# Need help with MS-One printer



## LincolnAveShirts (Nov 23, 2009)

I purchased a used MS-One printer from Axiom. This machine was to be remanufactured and as good as new. So far, since we have recieved the machine, we have had to pay over $4000 in repairs to MS, and the machine still doesn't work. While I think Adam at MS is a nice guy, after seven months of him not getting the machine to work and replacing the same parts time and time again, I'm ready to move on. Does anybody know someone who can get an EPSON 4000 based DTG working? We are getting error code 100035. The head, capping station and pump, encoder strip, print head carriage have all been replaced.


----------



## QV (Jun 18, 2009)

Hi are you still having this problem?


Here's the advice we can offer real quick:

That error is described in Epson documentation as "Pump phase detection error". Underneath/around the capping station there is a sensor, a squeegee and a set of gears. The sensor, squeegee and gears accumulate ink residue from regular usage and will jam, preventing the geears from turning and causing the sensor to mis-detect the amount of turns. The 00010035 error frequently comes up if the gears are not cleaned. I think you should try cleaning them before throwing in the towel since this is a fairly robust machine when it is well maintained.

Cleaning procedure: 

best done when the side cover is off.

Using a Q-tip dipped in alcohol, gently rub the top edge of the squeegee, the rail onto which it slides out (you should be able to see bare metal, anything else is ink residue), any gears that you can get access to, both from the top and from the back of the printer. The original color of the gears is white, so any other color means you are seeing ink residue which will prevent the gears from turning properly and bring up the error code.

Generally we have observed that error coming up together with a loud, high-pitched grinding noise which is probably coming from whatever engine is forcing the gears to turn as they jam.

Also, you may be prevented from doing cleanings if the error comes up during the printer start-up process. I would try cleaning the gears/rail the best possible, then starting a soft cleaning and pulling the plug on the printer after about 3 seconds. This will interrupt the cleaning while the squeegee is protracted and you can clean it easier. I'll also post a picture of everything I am talking about. 

If your printer side covers are still on, Adam from MS can walk you through removing all the necessary screws to take them off.

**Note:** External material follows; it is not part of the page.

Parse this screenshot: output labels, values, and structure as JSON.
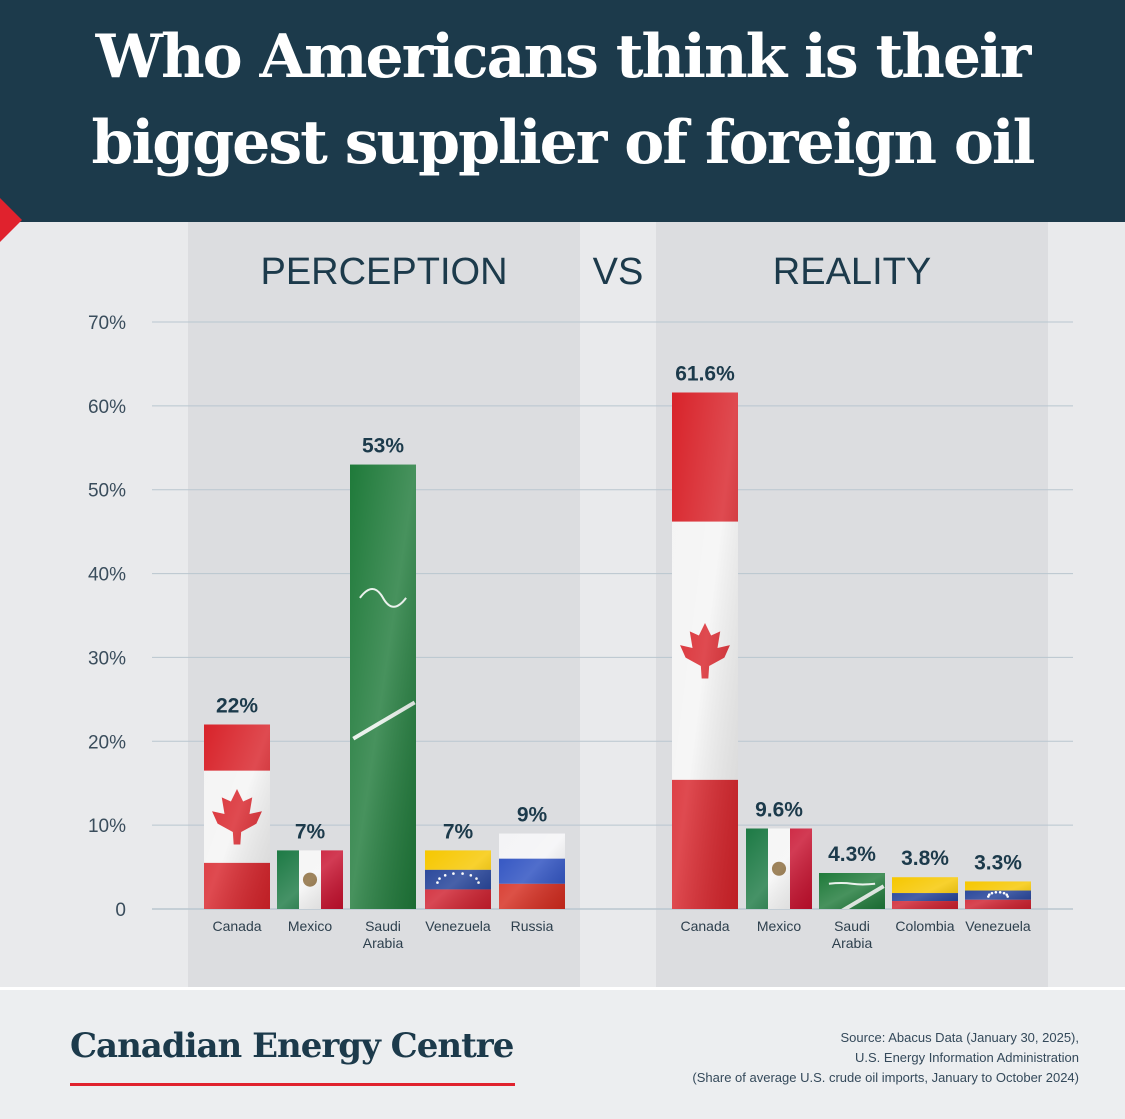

I hope this is not coming too late. Cheers!


----------



## QV (Jun 18, 2009)




----------



## basilietto (Apr 7, 2008)

Hello,
we repair Epson printers and I may be able to help if you still need it. We work on many epson based DTG machines as well. please contact me at: info@makkiusa.com


----------



## Stitch-Up (May 26, 2007)

Nearly a year on, I hope some progress has been made!


----------